Private treatment records show type II diabetes mellitus was listed as an active problem in April 2014 and menorrhagia in October 2016. However, this was decades after separation from active service. While the appellant is competent to report having experienced symptoms intermittently since active service, the appellant is not competent to provide a diagnosis in this case or determine that these symptoms were manifestations of thyroid dysfunction, eczema, menorrhagia, insomnia, and type II diabetes mellitus. The issue is medically complex. Jandreau v. Nicholson, 492 F.3d 1372, 1377, 1377 n.4 (Fed. Cir. 2007).
Lay Statements
The appellant believes the appellant’s thyroid dysfunction, eczema, menorrhagia, insomnia, and type II diabetes mellitus are related to an in-service injury, event, or disease. The appellant in this case is not competent to provide a nexus opinion regarding this issue. The issue is medically complex, as it requires knowledge of the interaction between multiple organ systems in the body, pathology, and interpretation of complicated diagnostic medical testing. Therefore, it is outside the competence of the appellant in this case because the record does not show that the appellant has the medical training or credentials to make such a determination. Jandreau, 492 F.3d at 1377 n.4 (Fed. Cir. 2007); see also Kahana v. Shinseki, 24. Vet. App. 428 (2011). Even fully crediting the appellant’s lay statements would not mean that the appellant’s conditions qualify for service connection. Even the appellant has admitted that the medical record of evidence “may not show that the onset of my claims on my SOC were during the period my unit was called in federal service.” The Board further finds that the appellant has not alleged, and the record does not support, an injury incurred during ACDUTRA or INACDUTRA or a disease than incurred during the appellant’s ACDUTRA.
Benefit of the Doubt
The benefit of the doubt rule provides that a veteran will prevail in a case where the positive evidence is in a relative balance with the negative evidence. Therefore, the appellant prevails in a claim when: (1) the weight of the evidence supports the claim, or (2) when the evidence is in equipoise. It is only when the weight of the evidence is against the claim that the claim must be denied. 38 U.S.C. § 5107(b); 38 C.F.R. § 3.102; Gilbert v. Derwinski, 1 Vet. App. 49 (1990).

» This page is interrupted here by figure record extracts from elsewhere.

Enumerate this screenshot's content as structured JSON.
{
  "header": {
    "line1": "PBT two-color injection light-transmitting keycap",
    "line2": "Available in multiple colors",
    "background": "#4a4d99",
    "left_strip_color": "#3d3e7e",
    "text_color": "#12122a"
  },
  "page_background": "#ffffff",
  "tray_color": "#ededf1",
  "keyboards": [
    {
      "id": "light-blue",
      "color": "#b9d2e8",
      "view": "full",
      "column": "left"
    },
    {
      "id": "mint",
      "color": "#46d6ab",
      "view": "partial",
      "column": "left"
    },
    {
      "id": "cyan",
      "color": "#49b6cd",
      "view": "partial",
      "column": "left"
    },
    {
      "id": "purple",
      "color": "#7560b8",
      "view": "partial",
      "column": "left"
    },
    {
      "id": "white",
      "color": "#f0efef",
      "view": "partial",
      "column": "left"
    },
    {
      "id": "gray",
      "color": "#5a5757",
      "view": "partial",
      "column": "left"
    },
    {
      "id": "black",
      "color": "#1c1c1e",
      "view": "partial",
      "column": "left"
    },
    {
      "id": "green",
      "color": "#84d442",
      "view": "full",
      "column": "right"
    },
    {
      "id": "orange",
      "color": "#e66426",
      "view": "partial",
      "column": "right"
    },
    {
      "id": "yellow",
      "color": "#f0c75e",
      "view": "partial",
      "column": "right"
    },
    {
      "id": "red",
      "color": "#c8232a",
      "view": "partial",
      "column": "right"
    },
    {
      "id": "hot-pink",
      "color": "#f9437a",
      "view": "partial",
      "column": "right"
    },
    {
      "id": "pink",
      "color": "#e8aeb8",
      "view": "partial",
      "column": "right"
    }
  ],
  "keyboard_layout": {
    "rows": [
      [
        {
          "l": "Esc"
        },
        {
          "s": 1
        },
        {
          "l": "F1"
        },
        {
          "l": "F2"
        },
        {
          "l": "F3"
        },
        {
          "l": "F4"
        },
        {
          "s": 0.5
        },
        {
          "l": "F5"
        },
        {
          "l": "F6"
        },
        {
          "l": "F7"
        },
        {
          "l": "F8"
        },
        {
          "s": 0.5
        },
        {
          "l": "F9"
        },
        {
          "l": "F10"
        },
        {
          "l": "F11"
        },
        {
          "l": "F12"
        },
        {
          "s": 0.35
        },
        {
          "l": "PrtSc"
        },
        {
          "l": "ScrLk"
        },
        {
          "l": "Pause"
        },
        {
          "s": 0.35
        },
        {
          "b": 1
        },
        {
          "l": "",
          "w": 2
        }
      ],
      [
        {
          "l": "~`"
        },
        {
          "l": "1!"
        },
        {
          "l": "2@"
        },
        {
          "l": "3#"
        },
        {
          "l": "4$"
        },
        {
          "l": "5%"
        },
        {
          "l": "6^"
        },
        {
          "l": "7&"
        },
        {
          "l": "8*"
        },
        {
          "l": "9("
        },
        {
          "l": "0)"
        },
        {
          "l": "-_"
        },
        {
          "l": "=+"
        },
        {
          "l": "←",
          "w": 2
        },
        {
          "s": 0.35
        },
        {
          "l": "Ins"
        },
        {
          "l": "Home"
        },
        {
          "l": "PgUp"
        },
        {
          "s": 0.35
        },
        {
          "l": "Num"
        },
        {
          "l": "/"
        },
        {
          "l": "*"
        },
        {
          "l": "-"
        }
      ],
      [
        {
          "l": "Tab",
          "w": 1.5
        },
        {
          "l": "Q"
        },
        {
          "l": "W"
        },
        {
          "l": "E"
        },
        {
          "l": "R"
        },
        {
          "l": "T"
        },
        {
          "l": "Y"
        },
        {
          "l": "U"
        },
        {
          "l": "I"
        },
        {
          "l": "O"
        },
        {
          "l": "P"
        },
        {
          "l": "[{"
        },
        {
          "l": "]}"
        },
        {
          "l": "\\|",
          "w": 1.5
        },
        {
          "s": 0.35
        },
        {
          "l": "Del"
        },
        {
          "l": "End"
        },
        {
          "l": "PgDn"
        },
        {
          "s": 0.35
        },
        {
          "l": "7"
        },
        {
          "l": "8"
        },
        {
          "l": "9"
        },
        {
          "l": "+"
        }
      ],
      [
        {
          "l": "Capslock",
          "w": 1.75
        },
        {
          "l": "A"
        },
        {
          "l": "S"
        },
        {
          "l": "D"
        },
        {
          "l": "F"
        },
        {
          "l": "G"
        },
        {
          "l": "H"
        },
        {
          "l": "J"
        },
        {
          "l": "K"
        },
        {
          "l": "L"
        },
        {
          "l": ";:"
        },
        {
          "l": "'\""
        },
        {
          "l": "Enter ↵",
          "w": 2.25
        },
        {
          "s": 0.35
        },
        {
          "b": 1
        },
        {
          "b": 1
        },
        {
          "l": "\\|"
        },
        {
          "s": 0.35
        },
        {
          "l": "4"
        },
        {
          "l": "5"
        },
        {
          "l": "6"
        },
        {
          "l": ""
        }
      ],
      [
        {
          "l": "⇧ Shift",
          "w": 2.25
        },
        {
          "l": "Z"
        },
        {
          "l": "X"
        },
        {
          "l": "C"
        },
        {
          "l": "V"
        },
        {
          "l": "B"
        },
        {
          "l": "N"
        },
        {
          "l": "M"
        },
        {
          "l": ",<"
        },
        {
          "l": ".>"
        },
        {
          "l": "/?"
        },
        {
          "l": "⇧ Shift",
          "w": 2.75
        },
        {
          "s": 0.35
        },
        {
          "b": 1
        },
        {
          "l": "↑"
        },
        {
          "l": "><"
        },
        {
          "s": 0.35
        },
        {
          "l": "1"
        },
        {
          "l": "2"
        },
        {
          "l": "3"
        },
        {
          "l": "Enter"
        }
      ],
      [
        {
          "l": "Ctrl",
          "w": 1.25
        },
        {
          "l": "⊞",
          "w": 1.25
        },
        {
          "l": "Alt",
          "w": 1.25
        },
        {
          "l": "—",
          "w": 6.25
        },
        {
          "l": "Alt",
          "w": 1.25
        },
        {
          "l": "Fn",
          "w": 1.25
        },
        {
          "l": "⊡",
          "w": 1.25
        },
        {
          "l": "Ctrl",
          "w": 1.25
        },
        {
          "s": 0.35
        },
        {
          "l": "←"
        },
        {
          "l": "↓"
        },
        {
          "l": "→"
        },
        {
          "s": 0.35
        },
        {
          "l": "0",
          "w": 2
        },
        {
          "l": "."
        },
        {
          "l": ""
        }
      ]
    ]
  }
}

For the reasons outlined above, the Board finds that the preponderance of evidence is against the appellant’s claims for service connection for thyroid dysfunction, eczema, menorrhagia, insomnia, and type II diabetes mellitus. As the preponderance of the evidence weighs against the claim, the benefit-of-the-doubt rule does not apply. 38 U.S.C. § 5107(b).
The claims are denied.
G. A. WASIK
Veterans Law Judge
Board of Veterans’ Appeals
Attorney for the Board James Hekel, Associate Counsel
The Board’s decision in this case is binding only with respect to the instant matter decided. This decision is not precedential and does not establish VA policies or interpretations of general applicability. 38 C.F.R. § 20.1303.